Três homens em barco inspecionam navio vermelho com nome DEYNA no mar ao pôr do sol.

No passado dia 20 de março, a Marinha Nacional francesa realizou uma operação no Mediterrâneo Ocidental para intercetar e fiscalizar um petroleiro associado à Rússia, perante suspeitas de que estaria a utilizar um falso pavilhão para ocultar a sua verdadeira nacionalidade.

Operação da Marinha Nacional francesa no Mediterrâneo: abordagem ao petroleiro DEYNA

De acordo com uma nota oficial da Prefeitura Marítima do Mediterrâneo, datada de 20 de março, meios navais franceses intervieram junto do navio DEYNA, um petroleiro que navegava sob pavilhão de Moçambique e que tinha saído do porto russo de Mourmansk. A ação foi conduzida ao abrigo do artigo 110 da Convenção das Nações Unidas sobre o Direito do Mar, que permite a inspeção de embarcações em alto-mar quando existam indícios plausíveis relacionados com a sua nacionalidade ou com atividades suspeitas.

Verificação documental, intervenção do Ministério Público e escolta para fundeadouro

Após a abordagem por uma equipa de visita da Marinha francesa, a análise da documentação a bordo confirmou as suspeitas iniciais quanto à regularidade do pavilhão sob o qual o navio operava. Perante estes elementos, foi acionado o Ministério Público de Marselha, com competência na área marítima, que determinou a continuação dos procedimentos.
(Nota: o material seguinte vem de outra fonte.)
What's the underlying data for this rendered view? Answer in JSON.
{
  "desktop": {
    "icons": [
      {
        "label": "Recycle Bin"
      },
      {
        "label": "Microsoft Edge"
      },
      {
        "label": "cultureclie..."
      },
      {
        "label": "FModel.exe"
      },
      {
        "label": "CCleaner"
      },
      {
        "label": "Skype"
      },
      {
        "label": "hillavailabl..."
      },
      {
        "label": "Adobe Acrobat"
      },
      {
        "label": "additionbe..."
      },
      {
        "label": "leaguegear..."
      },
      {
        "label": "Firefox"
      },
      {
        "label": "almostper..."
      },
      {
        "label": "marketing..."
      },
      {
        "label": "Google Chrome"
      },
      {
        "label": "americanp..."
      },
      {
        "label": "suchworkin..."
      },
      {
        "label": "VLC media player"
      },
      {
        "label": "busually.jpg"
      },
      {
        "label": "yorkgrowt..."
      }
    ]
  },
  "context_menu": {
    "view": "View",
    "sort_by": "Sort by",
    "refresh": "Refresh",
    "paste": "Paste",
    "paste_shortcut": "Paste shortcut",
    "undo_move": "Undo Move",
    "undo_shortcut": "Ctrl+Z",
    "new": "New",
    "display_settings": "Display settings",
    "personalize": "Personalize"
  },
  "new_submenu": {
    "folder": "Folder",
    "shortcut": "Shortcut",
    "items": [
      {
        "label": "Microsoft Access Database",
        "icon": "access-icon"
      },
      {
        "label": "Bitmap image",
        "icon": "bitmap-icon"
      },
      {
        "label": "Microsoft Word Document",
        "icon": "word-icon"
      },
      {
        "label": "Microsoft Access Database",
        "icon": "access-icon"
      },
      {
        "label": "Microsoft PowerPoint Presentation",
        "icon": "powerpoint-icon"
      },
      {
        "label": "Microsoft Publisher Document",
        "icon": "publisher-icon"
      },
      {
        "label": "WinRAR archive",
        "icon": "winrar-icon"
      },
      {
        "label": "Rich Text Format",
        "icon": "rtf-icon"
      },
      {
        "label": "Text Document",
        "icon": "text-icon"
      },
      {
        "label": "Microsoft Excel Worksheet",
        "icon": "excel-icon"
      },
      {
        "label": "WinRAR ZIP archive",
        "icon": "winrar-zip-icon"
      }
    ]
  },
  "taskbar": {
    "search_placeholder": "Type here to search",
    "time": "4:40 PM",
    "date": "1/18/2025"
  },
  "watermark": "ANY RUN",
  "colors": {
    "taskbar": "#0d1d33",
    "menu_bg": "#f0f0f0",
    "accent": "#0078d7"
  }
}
Na sequência dessa decisão, o petroleiro foi desviado da sua rota e escoltado até uma zona de fundeadouro, onde foram realizadas inspeções mais aprofundadas.
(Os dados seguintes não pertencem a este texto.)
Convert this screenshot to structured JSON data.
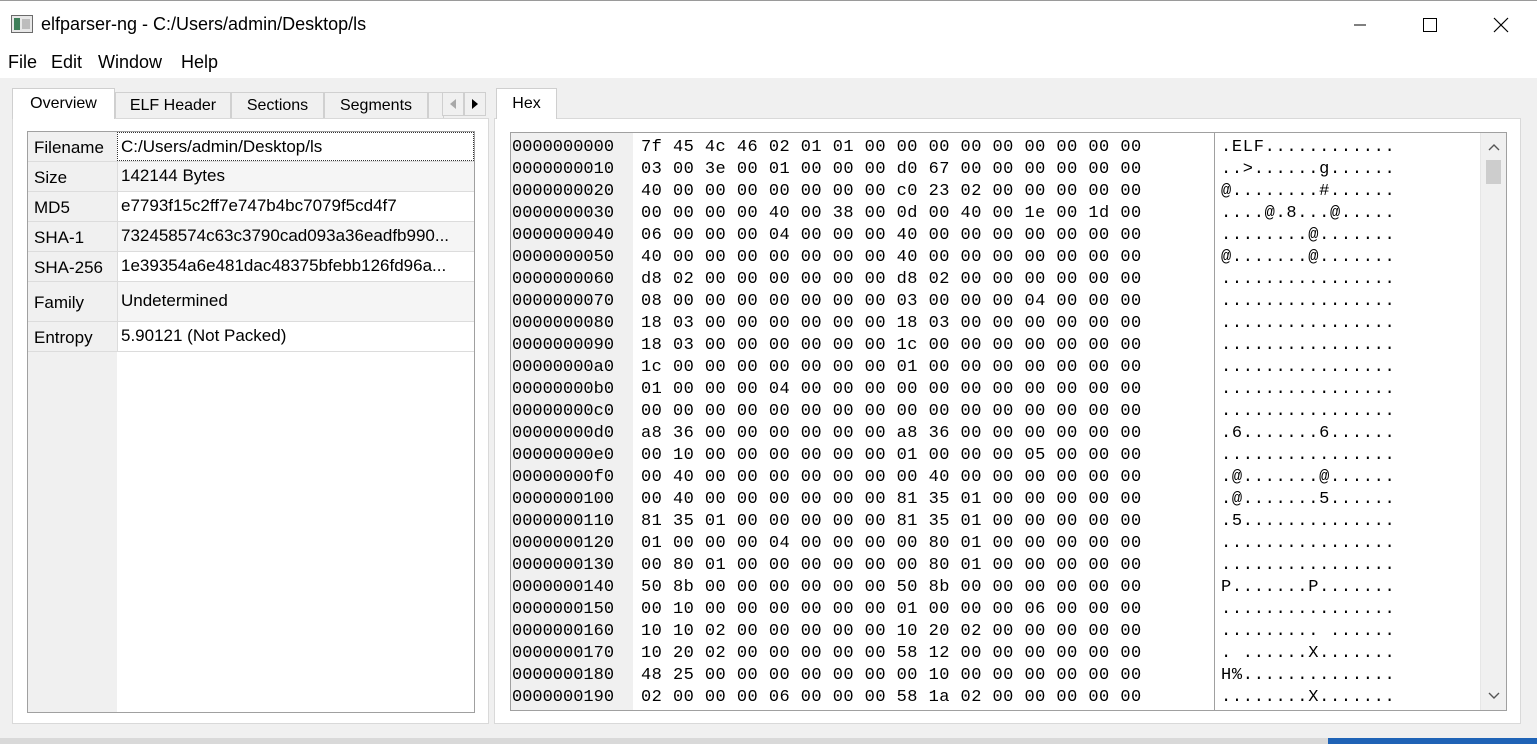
{
  "window": {
    "title": "elfparser-ng - C:/Users/admin/Desktop/ls",
    "icon": "app-icon",
    "controls": [
      "minimize-icon",
      "maximize-icon",
      "close-icon"
    ]
  },
  "menu": [
    "File",
    "Edit",
    "Window",
    "Help"
  ],
  "left_tabs": [
    "Overview",
    "ELF Header",
    "Sections",
    "Segments"
  ],
  "overview": {
    "rows": [
      {
        "name": "Filename",
        "value": "C:/Users/admin/Desktop/ls"
      },
      {
        "name": "Size",
        "value": "142144 Bytes"
      },
      {
        "name": "MD5",
        "value": "e7793f15c2ff7e747b4bc7079f5cd4f7"
      },
      {
        "name": "SHA-1",
        "value": "732458574c63c3790cad093a36eadfb990..."
      },
      {
        "name": "SHA-256",
        "value": "1e39354a6e481dac48375bfebb126fd96a..."
      },
      {
        "name": "Family",
        "value": "Undetermined"
      },
      {
        "name": "Entropy",
        "value": "5.90121 (Not Packed)"
      }
    ]
  },
  "right_tabs": [
    "Hex"
  ],
  "hex": {
    "rows": [
      {
        "offset": "0000000000",
        "bytes": "7f 45 4c 46 02 01 01 00 00 00 00 00 00 00 00 00",
        "ascii": ".ELF............"
      },
      {
        "offset": "0000000010",
        "bytes": "03 00 3e 00 01 00 00 00 d0 67 00 00 00 00 00 00",
        "ascii": "..>......g......"
      },
      {
        "offset": "0000000020",
        "bytes": "40 00 00 00 00 00 00 00 c0 23 02 00 00 00 00 00",
        "ascii": "@........#......"
      },
      {
        "offset": "0000000030",
        "bytes": "00 00 00 00 40 00 38 00 0d 00 40 00 1e 00 1d 00",
        "ascii": "....@.8...@....."
      },
      {
        "offset": "0000000040",
        "bytes": "06 00 00 00 04 00 00 00 40 00 00 00 00 00 00 00",
        "ascii": "........@......."
      },
      {
        "offset": "0000000050",
        "bytes": "40 00 00 00 00 00 00 00 40 00 00 00 00 00 00 00",
        "ascii": "@.......@......."
      },
      {
        "offset": "0000000060",
        "bytes": "d8 02 00 00 00 00 00 00 d8 02 00 00 00 00 00 00",
        "ascii": "................"
      },
      {
        "offset": "0000000070",
        "bytes": "08 00 00 00 00 00 00 00 03 00 00 00 04 00 00 00",
        "ascii": "................"
      },
      {
        "offset": "0000000080",
        "bytes": "18 03 00 00 00 00 00 00 18 03 00 00 00 00 00 00",
        "ascii": "................"
      },
      {
        "offset": "0000000090",
        "bytes": "18 03 00 00 00 00 00 00 1c 00 00 00 00 00 00 00",
        "ascii": "................"
      },
      {
        "offset": "00000000a0",
        "bytes": "1c 00 00 00 00 00 00 00 01 00 00 00 00 00 00 00",
        "ascii": "................"
      },
      {
        "offset": "00000000b0",
        "bytes": "01 00 00 00 04 00 00 00 00 00 00 00 00 00 00 00",
        "ascii": "................"
      },
      {
        "offset": "00000000c0",
        "bytes": "00 00 00 00 00 00 00 00 00 00 00 00 00 00 00 00",
        "ascii": "................"
      },
      {
        "offset": "00000000d0",
        "bytes": "a8 36 00 00 00 00 00 00 a8 36 00 00 00 00 00 00",
        "ascii": ".6.......6......"
      },
      {
        "offset": "00000000e0",
        "bytes": "00 10 00 00 00 00 00 00 01 00 00 00 05 00 00 00",
        "ascii": "................"
      },
      {
        "offset": "00000000f0",
        "bytes": "00 40 00 00 00 00 00 00 00 40 00 00 00 00 00 00",
        "ascii": ".@.......@......"
      },
      {
        "offset": "0000000100",
        "bytes": "00 40 00 00 00 00 00 00 81 35 01 00 00 00 00 00",
        "ascii": ".@.......5......"
      },
      {
        "offset": "0000000110",
        "bytes": "81 35 01 00 00 00 00 00 81 35 01 00 00 00 00 00",
        "ascii": ".5.............."
      },
      {
        "offset": "0000000120",
        "bytes": "01 00 00 00 04 00 00 00 00 80 01 00 00 00 00 00",
        "ascii": "................"
      },
      {
        "offset": "0000000130",
        "bytes": "00 80 01 00 00 00 00 00 00 80 01 00 00 00 00 00",
        "ascii": "................"
      },
      {
        "offset": "0000000140",
        "bytes": "50 8b 00 00 00 00 00 00 50 8b 00 00 00 00 00 00",
        "ascii": "P.......P......."
      },
      {
        "offset": "0000000150",
        "bytes": "00 10 00 00 00 00 00 00 01 00 00 00 06 00 00 00",
        "ascii": "................"
      },
      {
        "offset": "0000000160",
        "bytes": "10 10 02 00 00 00 00 00 10 20 02 00 00 00 00 00",
        "ascii": "......... ......"
      },
      {
        "offset": "0000000170",
        "bytes": "10 20 02 00 00 00 00 00 58 12 00 00 00 00 00 00",
        "ascii": ". ......X......."
      },
      {
        "offset": "0000000180",
        "bytes": "48 25 00 00 00 00 00 00 00 10 00 00 00 00 00 00",
        "ascii": "H%.............."
      },
      {
        "offset": "0000000190",
        "bytes": "02 00 00 00 06 00 00 00 58 1a 02 00 00 00 00 00",
        "ascii": "........X......."
      }
    ]
  },
  "colors": {
    "background": "#f0f0f0",
    "panel": "#ffffff",
    "taskbar_accent": "#1f63b6"
  }
}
Intensificação europeia da vigilância a “pavilhões de conveniência” e identidades ocultadas

Esta intervenção enquadra-se nas ações que, nos últimos anos, várias marinhas europeias têm vindo a executar e a reforçar enquanto missões de vigilância de navios suspeitos de operar com “pavilhões de conveniência” ou com identidades deliberadamente dissimuladas - uma prática frequentemente usada para contornar controlos, escrutínio regulatório ou regimes de sanções.
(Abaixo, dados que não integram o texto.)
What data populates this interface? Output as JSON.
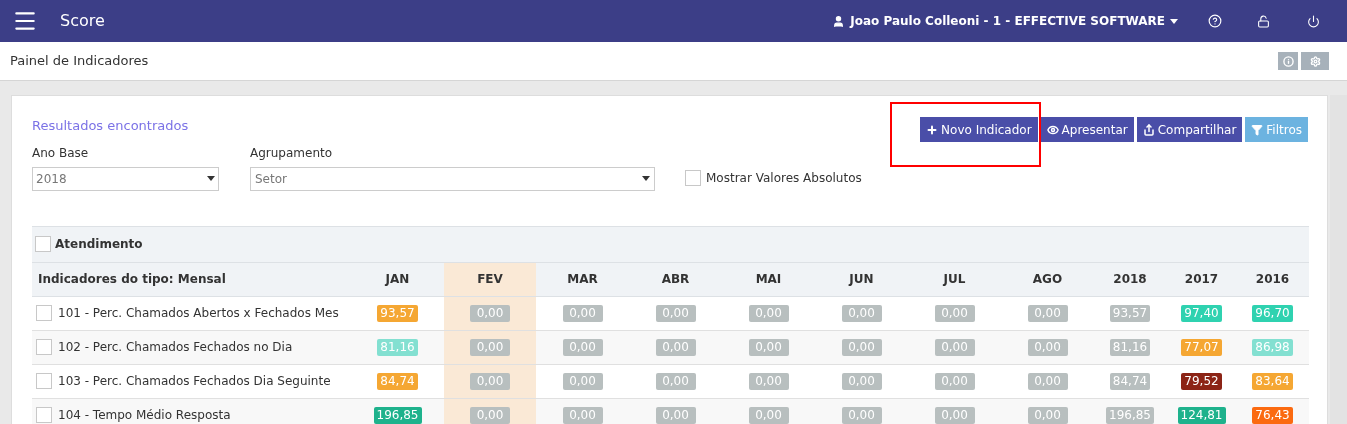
{
  "app_bar": {
    "title": "Score",
    "user": "Joao Paulo Colleoni - 1 - EFFECTIVE SOFTWARE"
  },
  "page_title": "Painel de Indicadores",
  "results_title": "Resultados encontrados",
  "actions": [
    {
      "label": "Novo Indicador",
      "kind": "primary"
    },
    {
      "label": "Apresentar",
      "kind": "primary"
    },
    {
      "label": "Compartilhar",
      "kind": "primary"
    },
    {
      "label": "Filtros",
      "kind": "info"
    }
  ],
  "filters": {
    "ano_base": {
      "label": "Ano Base",
      "value": "2018"
    },
    "agrupamento": {
      "label": "Agrupamento",
      "value": "Setor"
    },
    "absolutos": {
      "label": "Mostrar Valores Absolutos",
      "checked": false
    }
  },
  "group": {
    "label": "Atendimento",
    "checked": false
  },
  "table": {
    "columns": [
      {
        "label": "Indicadores do tipo: Mensal",
        "highlighted": false
      },
      {
        "label": "JAN",
        "highlighted": false
      },
      {
        "label": "FEV",
        "highlighted": true
      },
      {
        "label": "MAR",
        "highlighted": false
      },
      {
        "label": "ABR",
        "highlighted": false
      },
      {
        "label": "MAI",
        "highlighted": false
      },
      {
        "label": "JUN",
        "highlighted": false
      },
      {
        "label": "JUL",
        "highlighted": false
      },
      {
        "label": "AGO",
        "highlighted": false
      },
      {
        "label": "2018",
        "highlighted": false
      },
      {
        "label": "2017",
        "highlighted": false
      },
      {
        "label": "2016",
        "highlighted": false
      }
    ],
    "rows": [
      {
        "cells": [
          {
            "value": "101 - Perc. Chamados Abertos x Fechados Mes",
            "checked": false
          },
          {
            "value": "93,57",
            "color": "#f5a733"
          },
          {
            "value": "0,00",
            "color": "#b8bfbf"
          },
          {
            "value": "0,00",
            "color": "#b8bfbf"
          },
          {
            "value": "0,00",
            "color": "#b8bfbf"
          },
          {
            "value": "0,00",
            "color": "#b8bfbf"
          },
          {
            "value": "0,00",
            "color": "#b8bfbf"
          },
          {
            "value": "0,00",
            "color": "#b8bfbf"
          },
          {
            "value": "0,00",
            "color": "#b8bfbf"
          },
          {
            "value": "93,57",
            "color": "#b8bfbf"
          },
          {
            "value": "97,40",
            "color": "#2fd2b0"
          },
          {
            "value": "96,70",
            "color": "#2fd2b0"
          }
        ]
      },
      {
        "cells": [
          {
            "value": "102 - Perc. Chamados Fechados no Dia",
            "checked": false
          },
          {
            "value": "81,16",
            "color": "#83e0d1"
          },
          {
            "value": "0,00",
            "color": "#b8bfbf"
          },
          {
            "value": "0,00",
            "color": "#b8bfbf"
          },
          {
            "value": "0,00",
            "color": "#b8bfbf"
          },
          {
            "value": "0,00",
            "color": "#b8bfbf"
          },
          {
            "value": "0,00",
            "color": "#b8bfbf"
          },
          {
            "value": "0,00",
            "color": "#b8bfbf"
          },
          {
            "value": "0,00",
            "color": "#b8bfbf"
          },
          {
            "value": "81,16",
            "color": "#b8bfbf"
          },
          {
            "value": "77,07",
            "color": "#f5a733"
          },
          {
            "value": "86,98",
            "color": "#83e0d1"
          }
        ]
      },
      {
        "cells": [
          {
            "value": "103 - Perc. Chamados Fechados Dia Seguinte",
            "checked": false
          },
          {
            "value": "84,74",
            "color": "#f5a733"
          },
          {
            "value": "0,00",
            "color": "#b8bfbf"
          },
          {
            "value": "0,00",
            "color": "#b8bfbf"
          },
          {
            "value": "0,00",
            "color": "#b8bfbf"
          },
          {
            "value": "0,00",
            "color": "#b8bfbf"
          },
          {
            "value": "0,00",
            "color": "#b8bfbf"
          },
          {
            "value": "0,00",
            "color": "#b8bfbf"
          },
          {
            "value": "0,00",
            "color": "#b8bfbf"
          },
          {
            "value": "84,74",
            "color": "#b8bfbf"
          },
          {
            "value": "79,52",
            "color": "#8c2416"
          },
          {
            "value": "83,64",
            "color": "#f5a733"
          }
        ]
      },
      {
        "cells": [
          {
            "value": "104 - Tempo Médio Resposta",
            "checked": false
          },
          {
            "value": "196,85",
            "color": "#1eb28c"
          },
          {
            "value": "0,00",
            "color": "#b8bfbf"
          },
          {
            "value": "0,00",
            "color": "#b8bfbf"
          },
          {
            "value": "0,00",
            "color": "#b8bfbf"
          },
          {
            "value": "0,00",
            "color": "#b8bfbf"
          },
          {
            "value": "0,00",
            "color": "#b8bfbf"
          },
          {
            "value": "0,00",
            "color": "#b8bfbf"
          },
          {
            "value": "0,00",
            "color": "#b8bfbf"
          },
          {
            "value": "196,85",
            "color": "#b8bfbf"
          },
          {
            "value": "124,81",
            "color": "#1eb28c"
          },
          {
            "value": "76,43",
            "color": "#fb6a10"
          }
        ]
      }
    ]
  }
}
A interceção do DEYNA ilustra igualmente a tendência de recorrer a registos e bandeiras de países terceiros para mascarar a origem efetiva dos navios, a titularidade real das embarcações ou até a proveniência da carga transportada. Ao mesmo tempo, sublinha a relevância da intervenção da Marinha Nacional francesa e dos controlos marítimos que esta assegura em áreas estratégicas como o Mediterrâneo.

Porque o “falso pavilhão” é crítico para a segurança e para o cumprimento de sanções

A utilização de um falso pavilhão ou de estruturas de propriedade opacas complica a fiscalização marítima e pode criar riscos adicionais, tanto do ponto de vista da segurança da navegação como da proteção ambiental, especialmente quando se trata de petroleiros. Identificar com rigor a nacionalidade e a responsabilidade do operador é essencial para garantir que as normas internacionais, os seguros e as obrigações de manutenção são efetivamente cumpridos.

Além disso, em contexto de sanções e de maior pressão sobre cadeias logísticas energéticas, as autoridades marítimas tendem a reforçar o escrutínio sobre rotas, documentação e registos. Operações deste tipo também dependem de cooperação entre entidades civis e militares e de mecanismos de partilha de informação, permitindo concentrar controlos onde os indícios são mais consistentes.